Mike Mitchell, MD and Chief Property Underwriter for Swiss Re Asia, told insuranceNEWS.com.au that significant events like the recent natural catastrophes in Australia “provide opportunities to review hard data to verify or adjust these modelling assumptions. We will be carefully analysing these latest losses to establish whether our assumptions need to be updated.”
However, ratings agency Moody’s says that globally, reinsurance pricing will remain soft as the catastrophes have not led to a significant fall or rise in either the supply of, or demand for, reinsurance.
Moody’s VP and Senior Credit Officer James Eck says the catastrophe events in Australia and NZ “will likely drive regional pricing higher during the renewal period, [but] such localised pockets of strength will not be enough to offset the pricing declines experienced in other peak catastrophe risk zones, such as US areas vulnerable to hurricanes and earthquake, as well as in most casualty reinsurance lines.

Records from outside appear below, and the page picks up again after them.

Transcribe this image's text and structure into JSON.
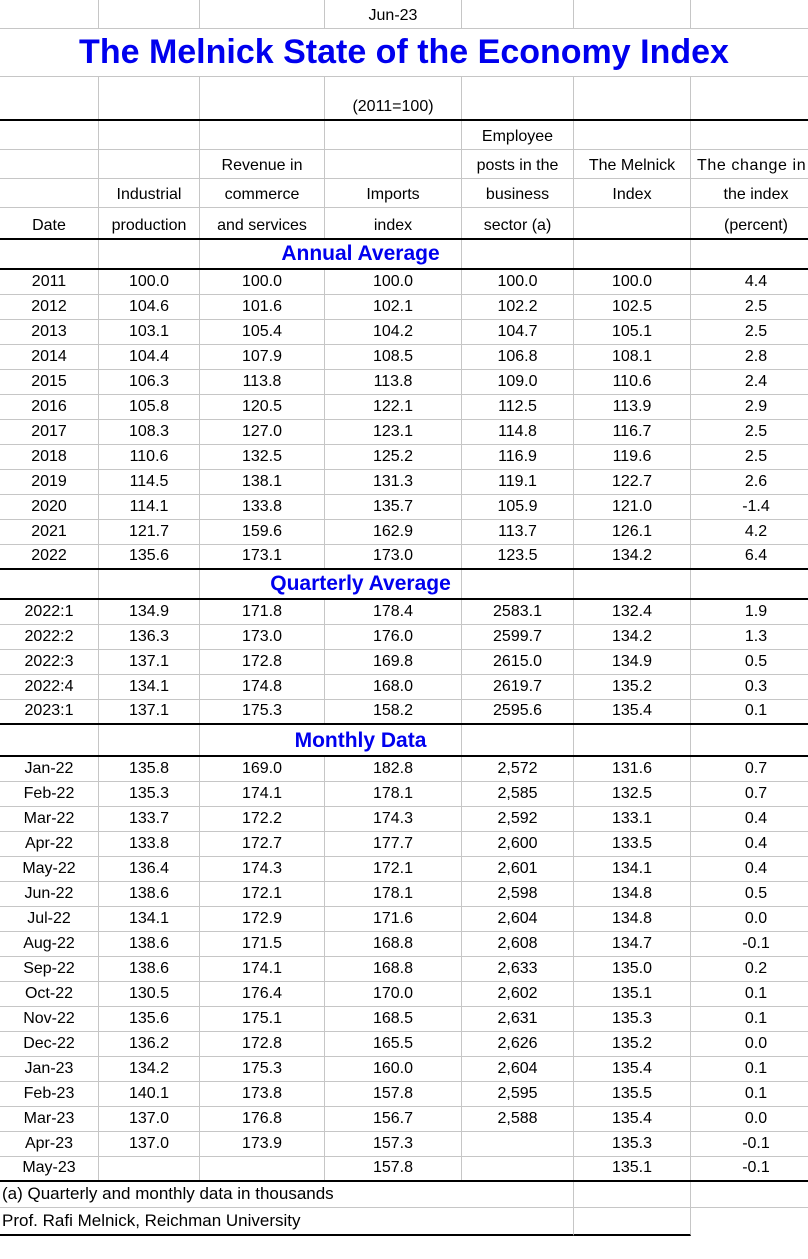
{
  "meta": {
    "date_label": "Jun-23",
    "title": "The Melnick State of the Economy Index",
    "subtitle": "(2011=100)"
  },
  "colors": {
    "accent_blue": "#0000ee",
    "gridline": "#c6c6c6",
    "separator": "#000000"
  },
  "header": {
    "rows": [
      [
        "",
        "",
        "",
        "",
        "Employee",
        "",
        ""
      ],
      [
        "",
        "",
        "Revenue in",
        "",
        "posts in the",
        "The Melnick",
        "The change in"
      ],
      [
        "",
        "Industrial",
        "commerce",
        "Imports",
        "business",
        "Index",
        "the index"
      ],
      [
        "Date",
        "production",
        "and services",
        "index",
        "sector (a)",
        "",
        "(percent)"
      ]
    ]
  },
  "sections": [
    {
      "label": "Annual Average",
      "rows": [
        [
          "2011",
          "100.0",
          "100.0",
          "100.0",
          "100.0",
          "100.0",
          "4.4"
        ],
        [
          "2012",
          "104.6",
          "101.6",
          "102.1",
          "102.2",
          "102.5",
          "2.5"
        ],
        [
          "2013",
          "103.1",
          "105.4",
          "104.2",
          "104.7",
          "105.1",
          "2.5"
        ],
        [
          "2014",
          "104.4",
          "107.9",
          "108.5",
          "106.8",
          "108.1",
          "2.8"
        ],
        [
          "2015",
          "106.3",
          "113.8",
          "113.8",
          "109.0",
          "110.6",
          "2.4"
        ],
        [
          "2016",
          "105.8",
          "120.5",
          "122.1",
          "112.5",
          "113.9",
          "2.9"
        ],
        [
          "2017",
          "108.3",
          "127.0",
          "123.1",
          "114.8",
          "116.7",
          "2.5"
        ],
        [
          "2018",
          "110.6",
          "132.5",
          "125.2",
          "116.9",
          "119.6",
          "2.5"
        ],
        [
          "2019",
          "114.5",
          "138.1",
          "131.3",
          "119.1",
          "122.7",
          "2.6"
        ],
        [
          "2020",
          "114.1",
          "133.8",
          "135.7",
          "105.9",
          "121.0",
          "-1.4"
        ],
        [
          "2021",
          "121.7",
          "159.6",
          "162.9",
          "113.7",
          "126.1",
          "4.2"
        ],
        [
          "2022",
          "135.6",
          "173.1",
          "173.0",
          "123.5",
          "134.2",
          "6.4"
        ]
      ]
    },
    {
      "label": "Quarterly Average",
      "rows": [
        [
          "2022:1",
          "134.9",
          "171.8",
          "178.4",
          "2583.1",
          "132.4",
          "1.9"
        ],
        [
          "2022:2",
          "136.3",
          "173.0",
          "176.0",
          "2599.7",
          "134.2",
          "1.3"
        ],
        [
          "2022:3",
          "137.1",
          "172.8",
          "169.8",
          "2615.0",
          "134.9",
          "0.5"
        ],
        [
          "2022:4",
          "134.1",
          "174.8",
          "168.0",
          "2619.7",
          "135.2",
          "0.3"
        ],
        [
          "2023:1",
          "137.1",
          "175.3",
          "158.2",
          "2595.6",
          "135.4",
          "0.1"
        ]
      ]
    },
    {
      "label": "Monthly Data",
      "rows": [
        [
          "Jan-22",
          "135.8",
          "169.0",
          "182.8",
          "2,572",
          "131.6",
          "0.7"
        ],
        [
          "Feb-22",
          "135.3",
          "174.1",
          "178.1",
          "2,585",
          "132.5",
          "0.7"
        ],
        [
          "Mar-22",
          "133.7",
          "172.2",
          "174.3",
          "2,592",
          "133.1",
          "0.4"
        ],
        [
          "Apr-22",
          "133.8",
          "172.7",
          "177.7",
          "2,600",
          "133.5",
          "0.4"
        ],
        [
          "May-22",
          "136.4",
          "174.3",
          "172.1",
          "2,601",
          "134.1",
          "0.4"
        ],
        [
          "Jun-22",
          "138.6",
          "172.1",
          "178.1",
          "2,598",
          "134.8",
          "0.5"
        ],
        [
          "Jul-22",
          "134.1",
          "172.9",
          "171.6",
          "2,604",
          "134.8",
          "0.0"
        ],
        [
          "Aug-22",
          "138.6",
          "171.5",
          "168.8",
          "2,608",
          "134.7",
          "-0.1"
        ],
        [
          "Sep-22",
          "138.6",
          "174.1",
          "168.8",
          "2,633",
          "135.0",
          "0.2"
        ],
        [
          "Oct-22",
          "130.5",
          "176.4",
          "170.0",
          "2,602",
          "135.1",
          "0.1"
        ],
        [
          "Nov-22",
          "135.6",
          "175.1",
          "168.5",
          "2,631",
          "135.3",
          "0.1"
        ],
        [
          "Dec-22",
          "136.2",
          "172.8",
          "165.5",
          "2,626",
          "135.2",
          "0.0"
        ],
        [
          "Jan-23",
          "134.2",
          "175.3",
          "160.0",
          "2,604",
          "135.4",
          "0.1"
        ],
        [
          "Feb-23",
          "140.1",
          "173.8",
          "157.8",
          "2,595",
          "135.5",
          "0.1"
        ],
        [
          "Mar-23",
          "137.0",
          "176.8",
          "156.7",
          "2,588",
          "135.4",
          "0.0"
        ],
        [
          "Apr-23",
          "137.0",
          "173.9",
          "157.3",
          "",
          "135.3",
          "-0.1"
        ],
        [
          "May-23",
          "",
          "",
          "157.8",
          "",
          "135.1",
          "-0.1"
        ]
      ]
    }
  ],
  "footnotes": {
    "note_a": "(a) Quarterly and monthly data in thousands",
    "credit": "Prof. Rafi Melnick, Reichman University"
  }
}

“Because Australian primary insurers have heavily reinsured their risks, and the floods and Cyclone Yasi constitute as many as five separate loss events within their reinsurance treaties, global reinsurers are likely to bear a significant proportion of the overall insured losses.”
He says some of the largest loss estimates so far from the floods lay with large, globally diversified reinsurers including Munich Re, Hannover Re, XL Group, Partner Re and Transatlantic Holdings.
In the case of Partner Re and Flagstone Reinsurance, Moody’s notes that the number and cost of events in 2010 triggered their aggregate reinsurance covers, resulting in additional losses.
But Mr Eck concludes that while the catastrophes will impact on the earnings of reinsurers, they will not affect their capital bases.